Adds design document for an Omega error handler

E3SM-Project / Omega

Next generation ocean model within E3SM

https://docs.e3sm.org/Omega/omega

Other

4 stars 5 forks source link

Adds design document for an Omega error handler #145

Closed philipwjones closed 1 month ago

philipwjones commented 1 month ago

Design for an error handler that builds on the existing Log functionality. Comments and suggestions welcome.

Checklist

[x] Documentation:
- [x] Design document has been generated and added to the docs
- [x] Documentation has been built locally and changes look as expected

cbegeman commented 1 month ago

Looks reasonable to me. Thanks @philipwjones!

vanroekel commented 1 month ago

Looks great to me too, thanks @philipwjones!

xylar commented 1 month ago

Sorry for the delay. I will review this later today.

mark-petersen commented 1 month ago

@philipwjones, in MPAS we had a clunky system of passing err arguments back from subroutines that we never really used, but that we maintained at lower levels. I would like to minimize the burden on the programmers as we add more functions. I would suggest a desired requirement "minimize error handling function arguments" to the extent possible. Do you foresee that we will need to pass an error flag all the way up the call chain in order to terminate cleanly? Will we need to record the call stack manually, or can that be automated?

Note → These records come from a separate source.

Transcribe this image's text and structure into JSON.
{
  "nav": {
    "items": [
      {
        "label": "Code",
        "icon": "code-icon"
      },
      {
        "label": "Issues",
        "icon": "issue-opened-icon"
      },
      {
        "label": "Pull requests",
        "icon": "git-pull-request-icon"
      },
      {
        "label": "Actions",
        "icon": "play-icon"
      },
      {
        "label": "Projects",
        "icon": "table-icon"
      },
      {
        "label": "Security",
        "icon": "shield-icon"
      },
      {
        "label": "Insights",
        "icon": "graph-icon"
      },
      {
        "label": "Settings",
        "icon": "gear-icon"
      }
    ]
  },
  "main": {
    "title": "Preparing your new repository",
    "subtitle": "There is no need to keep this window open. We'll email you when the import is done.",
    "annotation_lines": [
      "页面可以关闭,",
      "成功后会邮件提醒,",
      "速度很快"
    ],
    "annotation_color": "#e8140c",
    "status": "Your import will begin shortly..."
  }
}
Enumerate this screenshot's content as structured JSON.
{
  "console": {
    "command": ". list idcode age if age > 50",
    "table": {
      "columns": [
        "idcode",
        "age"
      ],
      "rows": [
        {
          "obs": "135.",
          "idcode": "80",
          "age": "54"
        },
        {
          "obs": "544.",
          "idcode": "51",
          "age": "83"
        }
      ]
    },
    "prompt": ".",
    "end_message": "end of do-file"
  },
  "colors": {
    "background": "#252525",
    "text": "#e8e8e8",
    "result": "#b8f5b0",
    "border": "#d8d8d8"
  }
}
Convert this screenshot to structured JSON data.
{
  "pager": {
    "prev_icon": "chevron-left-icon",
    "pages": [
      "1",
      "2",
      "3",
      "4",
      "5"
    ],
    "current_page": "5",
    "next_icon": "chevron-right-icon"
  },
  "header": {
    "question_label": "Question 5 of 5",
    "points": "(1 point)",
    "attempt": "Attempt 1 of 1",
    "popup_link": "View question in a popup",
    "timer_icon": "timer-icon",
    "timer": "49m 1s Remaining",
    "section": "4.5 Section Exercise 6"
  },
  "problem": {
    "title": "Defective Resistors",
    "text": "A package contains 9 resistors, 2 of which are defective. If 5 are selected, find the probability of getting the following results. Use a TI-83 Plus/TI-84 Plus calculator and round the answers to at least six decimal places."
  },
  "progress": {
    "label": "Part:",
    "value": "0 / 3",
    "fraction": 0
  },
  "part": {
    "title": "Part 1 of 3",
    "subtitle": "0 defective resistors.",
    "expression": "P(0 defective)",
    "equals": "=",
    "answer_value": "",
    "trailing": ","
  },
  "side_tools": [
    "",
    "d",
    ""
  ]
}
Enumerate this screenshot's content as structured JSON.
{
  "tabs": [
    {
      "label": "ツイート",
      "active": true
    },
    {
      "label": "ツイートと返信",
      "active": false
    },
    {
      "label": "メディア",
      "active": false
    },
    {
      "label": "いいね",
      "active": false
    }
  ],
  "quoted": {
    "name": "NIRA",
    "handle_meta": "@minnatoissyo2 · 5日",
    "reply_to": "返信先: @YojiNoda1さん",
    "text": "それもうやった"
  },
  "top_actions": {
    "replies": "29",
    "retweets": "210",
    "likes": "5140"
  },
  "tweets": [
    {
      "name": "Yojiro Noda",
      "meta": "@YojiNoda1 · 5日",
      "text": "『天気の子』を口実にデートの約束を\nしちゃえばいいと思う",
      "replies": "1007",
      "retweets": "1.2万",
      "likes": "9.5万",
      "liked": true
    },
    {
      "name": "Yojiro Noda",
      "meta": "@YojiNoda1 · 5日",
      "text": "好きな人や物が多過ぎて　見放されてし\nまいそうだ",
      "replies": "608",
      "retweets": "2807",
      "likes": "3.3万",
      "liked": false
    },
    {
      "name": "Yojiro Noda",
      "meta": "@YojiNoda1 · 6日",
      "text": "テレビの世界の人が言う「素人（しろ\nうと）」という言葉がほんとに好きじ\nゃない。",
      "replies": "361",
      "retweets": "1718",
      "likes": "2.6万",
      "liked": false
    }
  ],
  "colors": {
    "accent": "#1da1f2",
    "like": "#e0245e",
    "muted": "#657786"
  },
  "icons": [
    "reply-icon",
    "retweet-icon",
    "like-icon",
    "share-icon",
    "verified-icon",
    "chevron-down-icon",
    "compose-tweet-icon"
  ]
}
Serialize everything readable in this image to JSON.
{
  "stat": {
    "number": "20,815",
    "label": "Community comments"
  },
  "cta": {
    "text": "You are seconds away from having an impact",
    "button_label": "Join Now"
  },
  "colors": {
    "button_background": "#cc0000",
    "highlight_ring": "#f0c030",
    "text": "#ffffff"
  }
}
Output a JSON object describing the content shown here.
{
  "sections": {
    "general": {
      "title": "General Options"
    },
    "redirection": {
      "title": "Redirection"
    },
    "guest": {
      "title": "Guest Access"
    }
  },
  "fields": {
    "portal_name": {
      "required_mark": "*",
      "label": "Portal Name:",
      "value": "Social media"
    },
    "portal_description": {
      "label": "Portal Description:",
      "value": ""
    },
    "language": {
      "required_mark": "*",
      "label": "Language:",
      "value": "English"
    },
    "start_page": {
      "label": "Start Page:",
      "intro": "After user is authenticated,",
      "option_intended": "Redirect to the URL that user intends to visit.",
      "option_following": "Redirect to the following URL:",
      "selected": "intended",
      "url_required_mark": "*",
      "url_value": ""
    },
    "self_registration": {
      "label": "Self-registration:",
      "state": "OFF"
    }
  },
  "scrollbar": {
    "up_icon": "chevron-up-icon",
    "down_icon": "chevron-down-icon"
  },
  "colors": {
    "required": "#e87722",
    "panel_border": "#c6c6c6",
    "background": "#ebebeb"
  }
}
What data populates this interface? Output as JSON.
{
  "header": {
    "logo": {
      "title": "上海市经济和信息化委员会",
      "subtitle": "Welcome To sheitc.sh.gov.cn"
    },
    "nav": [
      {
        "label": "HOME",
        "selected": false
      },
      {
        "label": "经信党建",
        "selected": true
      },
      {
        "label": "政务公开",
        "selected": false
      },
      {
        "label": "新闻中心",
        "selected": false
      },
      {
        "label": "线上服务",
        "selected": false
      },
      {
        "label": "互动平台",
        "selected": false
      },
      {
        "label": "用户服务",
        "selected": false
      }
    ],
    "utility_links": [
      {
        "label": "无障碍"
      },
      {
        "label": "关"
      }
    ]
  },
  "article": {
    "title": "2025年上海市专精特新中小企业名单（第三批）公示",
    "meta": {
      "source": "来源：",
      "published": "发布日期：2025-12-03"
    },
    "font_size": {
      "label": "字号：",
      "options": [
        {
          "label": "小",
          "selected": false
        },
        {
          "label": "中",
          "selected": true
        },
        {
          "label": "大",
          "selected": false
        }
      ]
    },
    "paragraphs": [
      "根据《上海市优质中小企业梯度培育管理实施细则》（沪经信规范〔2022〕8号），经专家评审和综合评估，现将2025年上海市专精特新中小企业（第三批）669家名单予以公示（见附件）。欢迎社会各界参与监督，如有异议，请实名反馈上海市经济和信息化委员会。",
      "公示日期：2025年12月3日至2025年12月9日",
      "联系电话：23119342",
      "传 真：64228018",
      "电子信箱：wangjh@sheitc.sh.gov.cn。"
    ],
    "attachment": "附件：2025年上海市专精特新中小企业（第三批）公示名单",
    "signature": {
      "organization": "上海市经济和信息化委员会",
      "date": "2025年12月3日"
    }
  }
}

philipwjones commented 1 month ago

@mark-petersen The critical error prints a stack trace which reduces the need to return error codes and pass the error up the call chain. There will still be some cases where we need to use a Warn/Error and pass a code back to the calling routine. For example, if a Config entry is missing, we want to warn and return an error code so the calling routine can either set a default, use alternative choices or die with a critical error. But most of our current errors are really critical errors and will not require a return code. A "clean" termination is relative - neither passing a return code nor aborting can be completely clean in a parallel application if only a subset of tasks encounters the error (unless you add an implicit barrier to check the code across all MPI tasks before failing). The critical error here just does an MPI_Abort and writes to a task-specific error log.

xylar commented 1 month ago

@mwarusz, your suggestion above looks like an assert if I understand correctly. That seems like a good capability to include. Would you have a failure result in a critical error?

mwarusz commented 1 month ago

@xylar Yes, this is meant to be some form of assert. However, in C++ asserts are typically disabled in Release mode, which motivated my second question. I think it should result in a critical error.

philipwjones commented 1 month ago

@mwarusz Thanks for the comments. Yes, I had considered an interface in which the condition was an argument so we didn't need the explicit conditional. There are some tricky bits about expanding something with an expression and still keeping the line number correct in the message/trace, but it can be done. I can add that to the doc.

philipwjones commented 1 month ago

@mwarusz I just pushed a change to add both a REQUIRE and ASSERT interface. Feel free to suggest further changes or approve if this meets your needs.